Início Coluna Casamentos neurodivergentes: A saúde mental de ambos precisa de cuidados

Casamentos neurodivergentes: A saúde mental de ambos precisa de cuidados

A convivência com um parceiro que possui um transtorno de personalidade dramática pode ser muito complicada, demandando suporte não apenas para o indivíduo com o transtorno, mas para ambos.

por Dr. Fabiano de Abreu Agrela Rodrigues

A convivência em um casamento é naturalmente complexa por envolver a compreensão do outro, confiança, equilíbrio emocional, eventuais atritos, conviver com as diferenças, conflitos, entre outros, que podem tornar o dia a dia mais desafiador. Mas toda essa complexidade em um relacionamento aumenta mais quando ele é neurodivergente, ou seja, um dos parceiros possui algum transtorno.

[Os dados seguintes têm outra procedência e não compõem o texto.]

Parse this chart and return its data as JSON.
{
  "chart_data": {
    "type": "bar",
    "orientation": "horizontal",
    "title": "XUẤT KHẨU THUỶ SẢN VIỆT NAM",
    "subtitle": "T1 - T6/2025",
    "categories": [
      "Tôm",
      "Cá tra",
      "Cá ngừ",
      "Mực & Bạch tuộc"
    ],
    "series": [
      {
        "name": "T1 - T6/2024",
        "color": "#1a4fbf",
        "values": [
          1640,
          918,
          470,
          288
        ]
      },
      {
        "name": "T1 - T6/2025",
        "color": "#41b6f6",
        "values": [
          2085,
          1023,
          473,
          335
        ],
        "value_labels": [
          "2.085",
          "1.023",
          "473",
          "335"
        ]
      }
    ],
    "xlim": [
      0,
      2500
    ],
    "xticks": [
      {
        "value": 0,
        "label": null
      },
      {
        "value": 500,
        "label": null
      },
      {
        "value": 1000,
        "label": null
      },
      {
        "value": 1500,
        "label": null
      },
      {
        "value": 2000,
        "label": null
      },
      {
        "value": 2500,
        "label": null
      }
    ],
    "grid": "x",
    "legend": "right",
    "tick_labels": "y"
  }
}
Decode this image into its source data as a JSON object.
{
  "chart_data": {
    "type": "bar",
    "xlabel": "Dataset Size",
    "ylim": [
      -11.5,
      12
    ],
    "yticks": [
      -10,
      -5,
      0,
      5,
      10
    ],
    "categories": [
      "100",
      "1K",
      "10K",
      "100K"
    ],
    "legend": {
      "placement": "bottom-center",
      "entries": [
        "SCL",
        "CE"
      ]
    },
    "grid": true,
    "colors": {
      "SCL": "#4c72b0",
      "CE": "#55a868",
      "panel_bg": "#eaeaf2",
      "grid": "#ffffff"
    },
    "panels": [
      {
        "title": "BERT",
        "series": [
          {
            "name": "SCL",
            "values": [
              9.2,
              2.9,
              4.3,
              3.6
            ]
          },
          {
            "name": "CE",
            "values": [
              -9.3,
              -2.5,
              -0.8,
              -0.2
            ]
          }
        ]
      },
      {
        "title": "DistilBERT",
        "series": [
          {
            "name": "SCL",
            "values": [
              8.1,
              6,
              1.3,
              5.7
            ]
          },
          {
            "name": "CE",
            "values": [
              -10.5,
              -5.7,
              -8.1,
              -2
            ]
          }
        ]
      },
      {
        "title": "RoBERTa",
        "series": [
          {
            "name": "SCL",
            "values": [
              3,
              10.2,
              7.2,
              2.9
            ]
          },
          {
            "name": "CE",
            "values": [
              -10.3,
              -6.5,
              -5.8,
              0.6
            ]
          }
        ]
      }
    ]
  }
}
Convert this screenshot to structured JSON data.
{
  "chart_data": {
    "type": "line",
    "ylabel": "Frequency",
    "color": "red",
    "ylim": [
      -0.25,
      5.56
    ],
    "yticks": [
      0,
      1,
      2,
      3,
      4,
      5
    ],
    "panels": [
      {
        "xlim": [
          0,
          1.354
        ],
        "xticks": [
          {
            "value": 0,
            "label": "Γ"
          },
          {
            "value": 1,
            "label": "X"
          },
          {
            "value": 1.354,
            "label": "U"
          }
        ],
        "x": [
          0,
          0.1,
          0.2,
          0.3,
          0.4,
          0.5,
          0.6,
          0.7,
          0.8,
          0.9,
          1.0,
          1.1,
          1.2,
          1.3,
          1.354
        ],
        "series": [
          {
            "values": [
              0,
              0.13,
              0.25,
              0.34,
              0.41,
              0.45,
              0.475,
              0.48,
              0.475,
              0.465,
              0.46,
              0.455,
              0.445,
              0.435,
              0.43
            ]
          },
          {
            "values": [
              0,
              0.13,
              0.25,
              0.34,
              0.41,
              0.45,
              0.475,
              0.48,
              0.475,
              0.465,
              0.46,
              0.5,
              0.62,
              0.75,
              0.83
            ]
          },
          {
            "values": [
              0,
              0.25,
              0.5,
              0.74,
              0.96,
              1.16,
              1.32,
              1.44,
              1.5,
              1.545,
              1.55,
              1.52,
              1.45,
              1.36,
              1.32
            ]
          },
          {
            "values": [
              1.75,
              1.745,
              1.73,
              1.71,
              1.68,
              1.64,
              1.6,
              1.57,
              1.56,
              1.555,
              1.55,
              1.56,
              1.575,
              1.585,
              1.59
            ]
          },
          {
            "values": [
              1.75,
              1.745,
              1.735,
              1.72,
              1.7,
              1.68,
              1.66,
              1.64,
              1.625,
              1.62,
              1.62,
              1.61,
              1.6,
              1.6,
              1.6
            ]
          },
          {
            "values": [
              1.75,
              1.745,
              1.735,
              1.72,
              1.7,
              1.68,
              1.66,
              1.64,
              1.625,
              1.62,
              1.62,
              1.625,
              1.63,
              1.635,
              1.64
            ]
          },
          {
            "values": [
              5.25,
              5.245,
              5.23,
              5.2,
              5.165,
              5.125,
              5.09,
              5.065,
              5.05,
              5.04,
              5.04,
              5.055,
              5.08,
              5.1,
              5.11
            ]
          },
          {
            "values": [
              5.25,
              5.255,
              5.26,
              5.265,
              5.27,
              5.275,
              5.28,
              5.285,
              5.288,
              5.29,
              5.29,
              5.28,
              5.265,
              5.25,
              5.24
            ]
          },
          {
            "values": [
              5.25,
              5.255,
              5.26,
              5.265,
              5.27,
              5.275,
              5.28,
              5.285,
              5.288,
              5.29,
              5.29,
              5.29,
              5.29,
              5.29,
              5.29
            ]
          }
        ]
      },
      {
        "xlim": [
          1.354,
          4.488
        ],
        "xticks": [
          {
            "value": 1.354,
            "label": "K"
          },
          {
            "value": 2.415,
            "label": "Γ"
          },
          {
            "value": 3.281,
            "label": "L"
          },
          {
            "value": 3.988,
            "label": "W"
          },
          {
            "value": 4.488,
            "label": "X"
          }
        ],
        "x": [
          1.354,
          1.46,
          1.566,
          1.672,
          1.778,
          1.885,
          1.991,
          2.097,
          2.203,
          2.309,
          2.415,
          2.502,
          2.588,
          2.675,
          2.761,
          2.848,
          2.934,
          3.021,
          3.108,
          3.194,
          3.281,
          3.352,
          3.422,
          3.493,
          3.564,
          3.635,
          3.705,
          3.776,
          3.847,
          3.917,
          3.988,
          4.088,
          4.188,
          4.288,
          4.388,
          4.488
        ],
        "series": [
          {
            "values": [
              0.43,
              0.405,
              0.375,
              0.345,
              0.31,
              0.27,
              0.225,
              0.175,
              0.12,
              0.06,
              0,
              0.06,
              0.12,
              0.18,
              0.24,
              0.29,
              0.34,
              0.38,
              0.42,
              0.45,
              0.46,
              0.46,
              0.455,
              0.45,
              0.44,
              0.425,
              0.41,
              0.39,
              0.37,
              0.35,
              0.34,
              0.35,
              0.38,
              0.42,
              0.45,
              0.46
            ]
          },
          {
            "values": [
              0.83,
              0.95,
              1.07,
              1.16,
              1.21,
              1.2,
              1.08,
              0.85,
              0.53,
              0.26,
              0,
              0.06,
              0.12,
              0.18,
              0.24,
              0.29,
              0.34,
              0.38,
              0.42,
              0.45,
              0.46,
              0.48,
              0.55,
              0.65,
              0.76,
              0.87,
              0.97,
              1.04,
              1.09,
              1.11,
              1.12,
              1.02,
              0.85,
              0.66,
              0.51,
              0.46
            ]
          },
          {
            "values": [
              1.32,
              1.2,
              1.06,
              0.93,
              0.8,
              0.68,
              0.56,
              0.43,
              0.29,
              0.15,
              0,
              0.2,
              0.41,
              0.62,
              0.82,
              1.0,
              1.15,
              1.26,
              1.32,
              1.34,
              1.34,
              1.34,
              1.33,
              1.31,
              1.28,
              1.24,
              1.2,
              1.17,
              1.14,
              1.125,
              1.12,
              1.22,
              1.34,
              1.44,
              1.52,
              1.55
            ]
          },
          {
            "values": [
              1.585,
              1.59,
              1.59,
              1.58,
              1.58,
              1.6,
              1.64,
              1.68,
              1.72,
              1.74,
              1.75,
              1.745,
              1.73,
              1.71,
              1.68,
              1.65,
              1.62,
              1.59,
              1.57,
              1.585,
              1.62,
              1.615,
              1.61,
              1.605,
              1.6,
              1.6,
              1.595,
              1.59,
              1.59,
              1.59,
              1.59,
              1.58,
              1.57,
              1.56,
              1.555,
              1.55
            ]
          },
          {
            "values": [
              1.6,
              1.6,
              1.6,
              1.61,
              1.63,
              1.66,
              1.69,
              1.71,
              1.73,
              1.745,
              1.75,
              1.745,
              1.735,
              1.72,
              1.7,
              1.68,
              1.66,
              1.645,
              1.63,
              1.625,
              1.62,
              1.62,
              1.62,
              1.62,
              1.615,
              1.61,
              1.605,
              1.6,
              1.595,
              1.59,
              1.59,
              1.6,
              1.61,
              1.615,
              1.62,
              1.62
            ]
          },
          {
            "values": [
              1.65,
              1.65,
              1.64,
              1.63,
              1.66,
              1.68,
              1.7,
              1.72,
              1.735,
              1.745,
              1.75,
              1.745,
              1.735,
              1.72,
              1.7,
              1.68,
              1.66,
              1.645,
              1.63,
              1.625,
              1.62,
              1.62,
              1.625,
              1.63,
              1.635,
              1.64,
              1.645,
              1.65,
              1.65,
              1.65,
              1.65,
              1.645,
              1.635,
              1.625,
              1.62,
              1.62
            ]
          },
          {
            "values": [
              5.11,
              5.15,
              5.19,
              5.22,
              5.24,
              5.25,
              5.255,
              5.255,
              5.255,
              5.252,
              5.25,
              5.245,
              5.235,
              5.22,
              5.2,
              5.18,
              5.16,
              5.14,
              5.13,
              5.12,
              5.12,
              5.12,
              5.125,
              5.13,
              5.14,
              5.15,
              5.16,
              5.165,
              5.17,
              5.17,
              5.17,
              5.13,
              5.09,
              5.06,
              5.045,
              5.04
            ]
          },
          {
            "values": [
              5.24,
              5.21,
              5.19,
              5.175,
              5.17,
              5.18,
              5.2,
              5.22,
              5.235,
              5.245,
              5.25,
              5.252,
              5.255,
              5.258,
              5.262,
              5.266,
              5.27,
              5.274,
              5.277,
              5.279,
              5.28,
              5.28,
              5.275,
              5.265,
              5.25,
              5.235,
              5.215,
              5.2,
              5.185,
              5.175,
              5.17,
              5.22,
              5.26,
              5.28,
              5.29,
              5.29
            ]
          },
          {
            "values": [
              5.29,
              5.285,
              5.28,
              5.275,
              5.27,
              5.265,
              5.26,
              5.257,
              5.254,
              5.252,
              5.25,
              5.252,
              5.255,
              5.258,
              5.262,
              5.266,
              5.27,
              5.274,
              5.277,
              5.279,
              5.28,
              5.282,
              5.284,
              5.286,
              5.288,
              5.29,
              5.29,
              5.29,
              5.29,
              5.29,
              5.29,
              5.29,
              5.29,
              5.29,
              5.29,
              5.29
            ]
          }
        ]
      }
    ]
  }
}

A convivência com um parceiro que possui um transtorno de personalidade dramática pode ser muito complicada, demandando suporte não apenas para o indivíduo com o transtorno, mas para ambos. A saúde mental do parceiro neurotípico também pode ser afetada, especialmente em situações desafiadoras durante a vida conjugal.

Os transtornos de personalidade, como narcisismo ou histriônico, afetam bastante a convivência social dos indivíduos, influenciando a qualidade de vida e seus relacionamentos. 

Com sintomas como falta de empatia, busca incessante por atenção e oscilações de humor, esses transtornos podem gerar complicações emocionais para o próprio indivíduo e impactar significativamente aqueles ao seu redor. 

Esse tipo de ruído de comunicação e as situações decorrentes dos sintomas de transtornos de personalidade contribuem para uma convivência complicada com o parceiro, inclusive reduzindo a sua “vida útil” através do desgaste mental.

A genética do parceiro neurotípico é um ponto fundamental para definir os impactos que essa convivência terá na sua saúde mental, por exemplo, se ele tiver predisposição a depressão, ela pode se desenvolver a partir do ambiente em que ele vive e das situações presentes na vida conjugal.

Por isso, além dos tratamentos medicamentosos e terapêuticos para o indivíduo com o transtorno também é importante que o parceiro neurotípico também faça acompanhamento psicológico e/ou psiquiátrico para minimizar os impactos. Além disso, terapias em conjunto também podem ser benéficas, assim como o conhecimento das suas informações genéticas, o que ajuda a identificar suas predisposições e as melhores formas de lidar com elas no relacionamento.